Spaghetti was, by silent consensus, the one respected pasta. Sometimes its blunt, midget-like, pug-nosed cousin macaroni would make an appearance in colleges and hospitals, even in India: food to amuse the convalescent. It was not just the increased activity of the European Union (morphed anew from the European Community) but the fall of the Berlin Wall and the rush of globalisation that would release into the world the bewildering variations on spaghetti—the flat, tapeworm-like tagliatelle; the slim linguini and anorexically slight tagliarini; spinach pasta and wholemeal pasta—as crazy and multiracially colourful as the Carnaby Street hairstyles of the sixties; and something called “fresh pasta” in English supermarkets, bunched-up, fluffy bundles.

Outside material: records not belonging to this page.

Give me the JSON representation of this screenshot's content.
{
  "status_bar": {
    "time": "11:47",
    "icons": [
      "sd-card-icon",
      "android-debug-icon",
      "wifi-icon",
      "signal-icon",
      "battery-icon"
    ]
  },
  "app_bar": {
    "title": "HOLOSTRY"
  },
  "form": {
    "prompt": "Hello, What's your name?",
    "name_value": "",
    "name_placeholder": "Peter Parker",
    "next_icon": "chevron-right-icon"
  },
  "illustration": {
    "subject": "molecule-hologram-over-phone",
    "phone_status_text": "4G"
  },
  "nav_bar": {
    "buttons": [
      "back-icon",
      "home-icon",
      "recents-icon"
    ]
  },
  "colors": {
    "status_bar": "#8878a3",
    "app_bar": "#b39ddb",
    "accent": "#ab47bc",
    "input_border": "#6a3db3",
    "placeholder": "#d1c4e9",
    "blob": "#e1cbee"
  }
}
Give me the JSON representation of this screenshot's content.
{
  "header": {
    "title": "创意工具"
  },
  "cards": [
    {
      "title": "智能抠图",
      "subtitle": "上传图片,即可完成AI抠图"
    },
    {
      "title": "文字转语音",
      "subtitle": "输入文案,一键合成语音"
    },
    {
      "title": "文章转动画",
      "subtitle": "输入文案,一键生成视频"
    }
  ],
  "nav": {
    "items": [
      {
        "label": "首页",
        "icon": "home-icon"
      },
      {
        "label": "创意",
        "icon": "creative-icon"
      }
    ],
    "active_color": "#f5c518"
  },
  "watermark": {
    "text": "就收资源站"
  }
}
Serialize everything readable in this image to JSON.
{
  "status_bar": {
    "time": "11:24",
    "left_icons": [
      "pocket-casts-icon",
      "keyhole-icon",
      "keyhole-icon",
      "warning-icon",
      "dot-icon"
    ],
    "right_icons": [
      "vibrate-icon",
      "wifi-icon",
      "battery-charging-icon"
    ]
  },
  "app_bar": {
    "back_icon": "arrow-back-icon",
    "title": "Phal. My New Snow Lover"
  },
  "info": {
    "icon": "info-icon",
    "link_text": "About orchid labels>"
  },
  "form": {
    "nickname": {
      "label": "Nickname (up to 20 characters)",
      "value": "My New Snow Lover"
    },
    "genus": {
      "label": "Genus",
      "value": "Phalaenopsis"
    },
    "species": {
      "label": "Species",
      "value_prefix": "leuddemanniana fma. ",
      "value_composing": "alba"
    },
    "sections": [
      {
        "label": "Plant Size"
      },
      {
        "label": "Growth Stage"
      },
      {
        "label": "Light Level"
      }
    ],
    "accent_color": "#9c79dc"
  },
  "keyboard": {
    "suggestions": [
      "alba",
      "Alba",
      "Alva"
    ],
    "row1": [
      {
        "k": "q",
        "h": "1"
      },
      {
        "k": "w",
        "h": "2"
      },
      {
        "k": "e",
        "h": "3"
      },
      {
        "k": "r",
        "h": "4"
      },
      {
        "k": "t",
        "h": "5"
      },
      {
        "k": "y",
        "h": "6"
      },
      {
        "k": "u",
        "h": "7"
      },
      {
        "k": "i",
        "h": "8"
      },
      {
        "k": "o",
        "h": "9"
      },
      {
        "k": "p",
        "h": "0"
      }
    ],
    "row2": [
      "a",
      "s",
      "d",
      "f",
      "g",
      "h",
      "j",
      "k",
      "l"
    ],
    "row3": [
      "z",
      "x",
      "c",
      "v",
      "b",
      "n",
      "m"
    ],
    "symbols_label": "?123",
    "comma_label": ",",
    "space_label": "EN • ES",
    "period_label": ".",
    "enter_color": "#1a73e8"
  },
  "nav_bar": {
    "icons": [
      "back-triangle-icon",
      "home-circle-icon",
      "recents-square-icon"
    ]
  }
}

This cataclysm approached India in a manner of speaking, without any seriousness of detail. All foreign food is doomed to be consumed in India not so much by Indians as by a voracious
Indian sensibility, which demands infinite versions of Indian food, and is unmoved by difference. However, come Italian food did, given momentum by its new world-conquering pedigree. And it first nudged Calcutta in its new avatar in 2003, in the form of an Italian chef, Alex Bignotti, who looked about sixteen years old, and who, one day, appeared in the Taj Bengal hotel in order to bring real Italian flavours to the menu. A frail, small, and perky young man, he did this successfully, introducing cappuccino of wild mushroom and cherry tomato bisque to the coffee shop. A few years after moving to Calcutta myself, I tasted this cappuccino and thought it was unusual: I asked to see the chef to check out his features and demeanour personally, and to compliment him. This was when Bignotti was brought to our table, like a tentative and slightly suspicious schoolboy. I was taken aback—not just by his pale youthfulness, his air of being an underage Gujarati bridegroom lost at his wedding, but the fact that he was here at all. He must have been Calcutta’s first skilled import in decades—at least from Europe. Although his name was blazoned on the new menu booklet, I don’t know if anyone properly registered his presence. Anyway, there would be a feeling, mordant and inevitable, and one that often attends visiting chefs in the city, that Bignotti’s presence in Calcutta meant that he couldn’t be good enough. Of course, his culinary skills belied this local prejudice. He’d come from Milan—actually, from a town a few miles outside it. Given his unassuming boyish looks, you thought of him less as a global chef than as someone you might glimpse on an afternoon, cycling up that town’s narrow alleys. Then, one day, just as we were beginning, patronisingly, to take him for granted, he had gone—to Bombay, we later heard, the latest stop on his mysterious journey outward from that Milanese suburb.